Многочисленными были нарушения в Крестовых походах: гарнизонам многих восточных крепостей давались обещания сохранить жизнь в случае сдачи, и обещания эти не выполнялись. Но тут речь шла о врагах веры, а далеко не все христиане разделяли прямоту Людовика Святого в вопросах морали. К великому удивлению своего окружения, король потребовал, чтобы сарацинам были вручены те 10 тысяч ливров (из общей суммы в 200 тысяч ливров выкупа за него), которые удалось было хитростью утаить {39}. Однако с конца XI века кодекс воинской чести начинал, кажется, требовать, чтобы слово, данное даже «неверным», все же выполнялось. В 1086 году король Альфонс VI намеревался нарушить слово, данное Юсефу, но был разубежден своим окружением, которое сочло такое поведение недостойным короля и рыцаря {40}.

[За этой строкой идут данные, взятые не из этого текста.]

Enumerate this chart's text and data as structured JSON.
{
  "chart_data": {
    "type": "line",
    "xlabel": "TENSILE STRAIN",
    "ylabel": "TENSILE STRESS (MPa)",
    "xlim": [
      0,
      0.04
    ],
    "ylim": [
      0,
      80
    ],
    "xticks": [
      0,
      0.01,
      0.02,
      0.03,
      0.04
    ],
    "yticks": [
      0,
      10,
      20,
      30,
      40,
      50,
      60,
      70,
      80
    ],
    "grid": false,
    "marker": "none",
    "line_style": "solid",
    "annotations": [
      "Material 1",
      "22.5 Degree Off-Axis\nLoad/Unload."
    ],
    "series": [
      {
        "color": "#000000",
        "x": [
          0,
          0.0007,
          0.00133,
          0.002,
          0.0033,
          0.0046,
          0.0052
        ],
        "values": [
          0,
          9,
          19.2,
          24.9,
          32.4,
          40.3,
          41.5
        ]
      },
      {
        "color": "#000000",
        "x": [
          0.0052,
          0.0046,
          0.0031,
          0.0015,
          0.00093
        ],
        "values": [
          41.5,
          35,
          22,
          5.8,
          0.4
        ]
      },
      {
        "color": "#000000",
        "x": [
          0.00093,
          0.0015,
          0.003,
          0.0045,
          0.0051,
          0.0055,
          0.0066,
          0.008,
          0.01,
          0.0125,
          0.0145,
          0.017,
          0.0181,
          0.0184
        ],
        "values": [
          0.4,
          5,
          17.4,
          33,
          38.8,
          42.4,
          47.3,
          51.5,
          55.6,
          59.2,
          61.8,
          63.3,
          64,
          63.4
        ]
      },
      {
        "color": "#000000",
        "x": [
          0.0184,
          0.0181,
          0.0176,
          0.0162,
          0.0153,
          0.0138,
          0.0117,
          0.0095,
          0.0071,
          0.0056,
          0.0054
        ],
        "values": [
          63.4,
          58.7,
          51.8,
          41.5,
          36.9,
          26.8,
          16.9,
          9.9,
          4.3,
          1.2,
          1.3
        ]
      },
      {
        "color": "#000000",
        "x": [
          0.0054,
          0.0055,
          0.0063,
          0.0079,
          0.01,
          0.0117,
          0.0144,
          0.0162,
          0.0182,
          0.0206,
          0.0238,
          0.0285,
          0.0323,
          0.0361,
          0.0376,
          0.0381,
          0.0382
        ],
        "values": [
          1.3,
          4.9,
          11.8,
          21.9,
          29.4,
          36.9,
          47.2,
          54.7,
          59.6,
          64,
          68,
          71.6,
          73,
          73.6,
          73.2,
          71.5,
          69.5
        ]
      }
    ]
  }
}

Пока что говорилось о государях, о финансовых и политических соображениях, что не приблизило нас к основной теме — к освобождению рядового рыцаря из плена под слово чести. Пожалуй, лучшим свидетелем по последнему вопросу выступает Жордан Фантосм. В своей рифмованной хронике (конец XII века) он рассказывает о некоем доблестном рыцаре Гильоме де Мортимере, который на поле боя атаковал и выбил из седла нескольких рыцарей; среди них оказался Бернар де Бальол, которого Гильом пленил, но тут же под слово чести отпустил. Автор уточняет: «как и принято поступать рыцарю», показывая тем самым, что поступок, в его глазах, довольно обычен, так как для рыцарства характерен {41}.
Рыцарская солидарность
В 1150 году в ходе конфликта с Пуату Жефруа Анжуйский взял пленными четырех рыцарей из этой провинции и велел своему подручному по имени Жосселен заточить их в замке Фонтэн-Милон. Потом он о них забыл. Чтобы привлечь его внимание к их печальной участи, Жосселен, который им сострадал, пошел на «военную хитрость»: он пригласил Жефруа в свой замок (Фонтэн-Милон) и перед парадным обедом, которым собирался угостить своего сеньора, сделал так, чтобы его узники под окнами башни, где была приготовлена трапеза, пропели жалобную кантилену собственного сочинения. Жефруа, хорошо расслышав ее слова, спросил Жосселена, что это за люди. «Это, — ответил владелец замка, — ваши бывшие враги, пленные рыцари, которые в темнице томятся очень долго, но которым я в честь вашего прибытия даровал один день порадоваться солнечному свету». «Ты правильно сделал, — одобрил Жефруа и добавил сентенцию, которую молва широко разнесла повсеместно: — Бесчеловечно не сострадать людям своей собственной профессии. Мы рыцари, а значит, и должны сочувствовать рыцарям, особенно тем, кто попал в безвыходное положение. Снимите же с этих рыцарей их узы, дайте им возможность вымыться, оденьте их в новые одежды, чтобы они смогли сегодня же сесть за мой стол» {42}.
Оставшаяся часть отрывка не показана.